Le président perd et gagne en Alabama
Le candidat au Sénat choisi par les républicains de l’Alabama n’avait pas la faveur du président, mais son élection est une victoire pour le « trumpisme ».
Normalement, l’élection d’un candidat républicain à un poste vacant au Sénat dans le « Deep South » devrait passer inaperçue, mais le choix de l’ex-juge Roy Moore par les républicains de l’Alabama en vue de l’élection partielle de décembre prochain en dit long sur la droite américaine et sur le Parti républicain.

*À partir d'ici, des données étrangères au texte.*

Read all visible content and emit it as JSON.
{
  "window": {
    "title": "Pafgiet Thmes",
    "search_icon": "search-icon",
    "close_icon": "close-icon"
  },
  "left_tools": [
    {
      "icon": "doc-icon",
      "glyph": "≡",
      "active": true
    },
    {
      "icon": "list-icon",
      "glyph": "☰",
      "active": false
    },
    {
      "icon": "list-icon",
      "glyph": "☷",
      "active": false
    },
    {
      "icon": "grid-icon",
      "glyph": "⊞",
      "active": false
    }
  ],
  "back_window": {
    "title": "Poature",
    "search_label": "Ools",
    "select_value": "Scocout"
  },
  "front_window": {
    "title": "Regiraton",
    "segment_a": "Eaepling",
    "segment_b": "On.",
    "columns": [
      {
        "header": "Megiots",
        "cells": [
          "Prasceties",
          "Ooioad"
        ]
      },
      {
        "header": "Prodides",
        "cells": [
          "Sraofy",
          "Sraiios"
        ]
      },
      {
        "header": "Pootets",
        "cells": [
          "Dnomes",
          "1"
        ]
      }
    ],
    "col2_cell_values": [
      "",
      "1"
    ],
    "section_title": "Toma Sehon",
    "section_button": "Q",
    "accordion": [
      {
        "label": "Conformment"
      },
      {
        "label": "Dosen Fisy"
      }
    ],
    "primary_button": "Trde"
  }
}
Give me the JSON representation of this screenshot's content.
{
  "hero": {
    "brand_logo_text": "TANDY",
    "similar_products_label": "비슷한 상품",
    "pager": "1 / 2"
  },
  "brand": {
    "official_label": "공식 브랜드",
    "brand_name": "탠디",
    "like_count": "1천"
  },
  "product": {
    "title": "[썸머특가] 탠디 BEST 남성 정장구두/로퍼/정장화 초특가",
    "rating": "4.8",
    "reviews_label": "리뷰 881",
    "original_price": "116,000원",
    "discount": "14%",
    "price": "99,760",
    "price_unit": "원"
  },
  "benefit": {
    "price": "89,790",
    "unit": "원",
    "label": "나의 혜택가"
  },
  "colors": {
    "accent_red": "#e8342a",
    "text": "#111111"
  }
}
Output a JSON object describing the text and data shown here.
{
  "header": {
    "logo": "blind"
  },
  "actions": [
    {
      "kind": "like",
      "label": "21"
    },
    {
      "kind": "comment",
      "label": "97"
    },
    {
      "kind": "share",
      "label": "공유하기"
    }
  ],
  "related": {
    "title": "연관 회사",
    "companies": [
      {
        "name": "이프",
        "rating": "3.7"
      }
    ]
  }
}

La nomination du sénateur Jeff Sessions au cabinet de Trump ouvrait un siège au Sénat de cet État conservateur du Sud, où une victoire aux primaires républicaines garantit habituellement la victoire finale.
L’élection opposait le très conservateur Luther Strange, favori de l’establishment du parti, à l’ultraconservateur Roy Moore, qui menait les sondages. Malgré le fait que Strange a dépensé cinq fois plus en publicité et reçu l’appui de Trump, il a perdu.
UN CANDIDAT CARICATURAL
Roy Moore est une sorte de caricature de l’extrême droite américaine d’aujourd’hui.
Dans le passé, il a tenu des propos et posé des gestes ouvertement homophobes, islamophobes, sexistes et racistes. Il prône une interprétation littérale de la Bible et s’oppose à tout ce qui ressemble de près ou de loin à des idées progressistes. Selon Moore, il ne faisait aucun doute que Barack Obama n’était pas un Américain.
Lors de sa dernière assemblée partisane, il portait un costume de cowboy digne d’un western de série B et, pour démontrer son militantisme pour les armes à feu, il a tiré de sa poche et brandi un pistolet.
Bref, il avait tout pour plaire à « la base ».
S’il n’avait pas l’aval du président, il avait l’appui enthousiaste de Steve Bannon et de son site Breitbart, de Sarah Palin et de Phil Robertson, vedette de Duck Dynasty. Surtout, Moore était le favori de la droite fâchée.
LE PARTI DE TRUMP
Les raisons pour lesquelles Donald Trump a épaulé le candidat de l’establishment du parti malgré les sondages défavorables ne sont pas claires. Peut-être souhaitait-il amadouer les républicains du Congrès.
Quoi qu’il en soit, cette erreur de parcours de Trump sera vite oubliée. Ce qui est clair, c’est que le courant de droite dure à l’accent populiste qui constitue l’assise électorale de Trump, le « trumpisme », a une emprise de plus en plus solide sur le Parti républicain.
Pendant que ce parti choisit des candidats qui pensent moins à gouverner qu’à faire sauter la baraque à Washington, les modérés qui ont encore à coeur une gouverne rationnelle de l’État quittent le parti.
Peut-être que les électeurs de l’Alabama y verront clair et opteront pour le démocrate, mais on peut en douter.
Comme à la présidentielle de 2016, les républicains modérés suivront probablement la ligne de parti, même si leur propre candidat ne leur inspire pas confiance.
Petit à petit, la métamorphose du Parti républicain se confirme. Le parti de Lincoln est devenu le parti de Trump.